Is there any other proof by which I can show that there is no largest prime?

I saw an example where it is proved with contradiction.(Idea is basically that of Euclid's proof)

Imagine that the largest prime prime is $13$.So, total number of primes we know are-$2,3,5,7,11,13$.

Now,if I do $(2\times3\times5\times7\times11\times13)+1=30031$.So, we can see that $30031$ is not divisible by $2,3,5,7,11,13$ as they leave remainder $1$. Also,as it is formed by multiplying only primes it does not have any other composite factors.We also see that $30031=59\times 509$.Which are again two primes.Thus,$13$ is not the largest prime.

What are the other ways to prove that there is no largest prime?

Thanks for any proof!!

Community
  • 1
Soham
  • 9,990

3 Answers3

3

Note that all Fermat Numbers are coprime to each other.

Thus, if there are a finite number of prime numbers, this is a contradiction as there are infinite number of Fermat Numbers.

Thus, there are a infinite number of prime numbers.

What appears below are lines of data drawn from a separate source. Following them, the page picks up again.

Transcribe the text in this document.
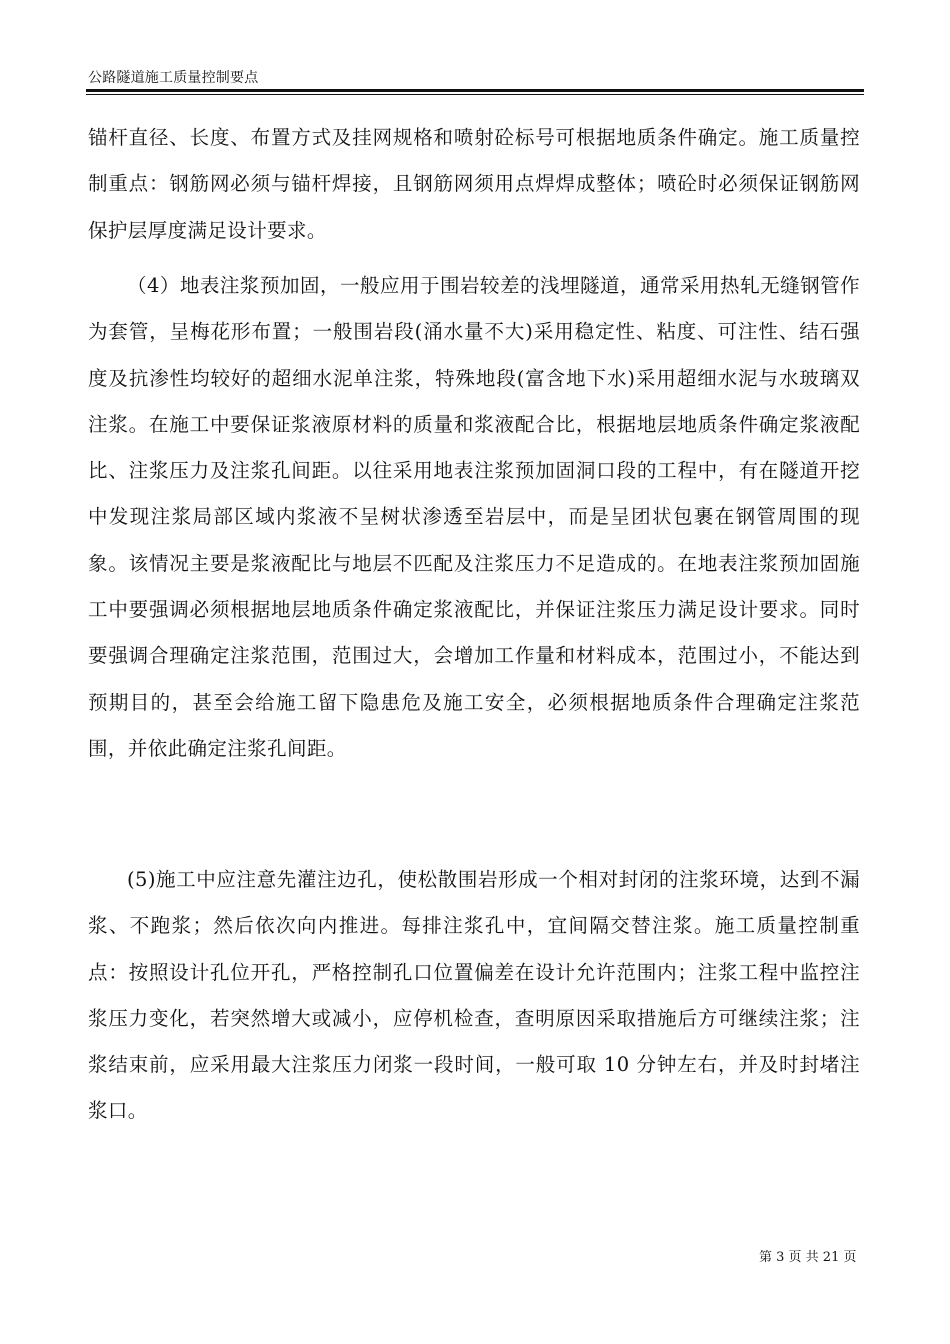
公路隧道施工质量控制要点

锚杆直径、长度、布置方式及挂网规格和喷射砼标号可根据地质条件确定。施工质量控制重点：钢筋网必须与锚杆焊接，且钢筋网须用点焊焊成整体；喷砼时必须保证钢筋网保护层厚度满足设计要求。

（4）地表注浆预加固，一般应用于围岩较差的浅埋隧道，通常采用热轧无缝钢管作为套管，呈梅花形布置；一般围岩段(涌水量不大)采用稳定性、粘度、可注性、结石强度及抗渗性均较好的超细水泥单注浆，特殊地段(富含地下水)采用超细水泥与水玻璃双注浆。在施工中要保证浆液原材料的质量和浆液配合比，根据地层地质条件确定浆液配比、注浆压力及注浆孔间距。以往采用地表注浆预加固洞口段的工程中，有在隧道开挖中发现注浆局部区域内浆液不呈树状渗透至岩层中，而是呈团状包裹在钢管周围的现象。该情况主要是浆液配比与地层不匹配及注浆压力不足造成的。在地表注浆预加固施工中要强调必须根据地层地质条件确定浆液配比，并保证注浆压力满足设计要求。同时要强调合理确定注浆范围，范围过大，会增加工作量和材料成本，范围过小，不能达到预期目的，甚至会给施工留下隐患危及施工安全，必须根据地质条件合理确定注浆范围，并依此确定注浆孔间距。

(5)施工中应注意先灌注边孔，使松散围岩形成一个相对封闭的注浆环境，达到不漏浆、不跑浆；然后依次向内推进。每排注浆孔中，宜间隔交替注浆。施工质量控制重点：按照设计孔位开孔，严格控制孔口位置偏差在设计允许范围内；注浆工程中监控注浆压力变化，若突然增大或减小，应停机检查，查明原因采取措施后方可继续注浆；注浆结束前，应采用最大注浆压力闭浆一段时间，一般可取 10 分钟左右，并及时封堵注浆口。

第 3 页 共 21 页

And so there is no largest prime.

S.C.B.
  • 22,768
  • What do you mean by all fermat numbers are co prime?Co prime to what? – Soham Feb 28 '16 at 05:55
  • @tatan co-prime to each other. The first Fermat number is $2$, the second is $5$, and the third is $17$. These numbers are all coprime to each other. – S.C.B. Feb 28 '16 at 05:56
  • Does it necessarily mean all Fermat numbers are prime numbers? – Soham Feb 28 '16 at 05:57
  • @tatan No, it implies all Fermat numbers have distinct prime factors. Which is sufficient. – S.C.B. Feb 28 '16 at 05:58
  • I don't find a reason to believe that there are an infinite number of Fermat Numbers unless there are an infinite number of primes. – TheRandomGuy Feb 28 '16 at 06:29
  • @DhruvSomani Fermat Numbers $\neq$ Fermat Primes. Fermat Numbers are $2^{2^{n}}+1$, or $a_{n}=a_{n-1}^2+1$ & $ a_{1}=2$. – S.C.B. Feb 28 '16 at 06:31
0

Well, the proof you have shown is not exactly the right way.

Proof: Assume there are a finite number of primes.

Let $s$ be the set of all primes possible. And let the primes be $p_1, p_2, p_3, \dots , p_n$.

Now by the Fundamental Theorem of Arithmetic, we know that every number is a prime or a unique product of primes.

Consider the number $p_1 p_2 p_3 \cdots p_n +1$. We know that it is not divisible by any of the numbers in the set $s$. Thus we get a number which is a prime or composed of primes not in the set $s$. That's a contradiction. Thus there are an infinite number of primes.

GoodDeeds
  • 11,185
  • 3
  • 22
  • 42
TheRandomGuy
  • 4,014
  • 2
  • 20
  • 56
  • There are two problems in this: 1. The number to be considered should be $p_1p_2p_3\cdots p_n+1$. 2. It does not necessarily follow that this number is a prime. It follows that either this number is a prime or there is its factors contain some other primes not included in $s$. Either way the conclusion holds. – GoodDeeds Feb 28 '16 at 06:23
  • Yes. So the contradiction is you got a prime outside the set $s$. But $p_1p_2\cdots p_n+1$ is not necessarily that prime. It may also be the case that there was some other prime missed out in $s$, which leads to the same contradicton. – GoodDeeds Feb 28 '16 at 06:27
  • @GoodDeeds Thanks. – TheRandomGuy Feb 28 '16 at 06:27
0

Let $p$ is the last prime. Then according to Bertrand's postulate the interval $(p,2p)$ consists a prime number. We get a contradiction.

Leox
  • 8,120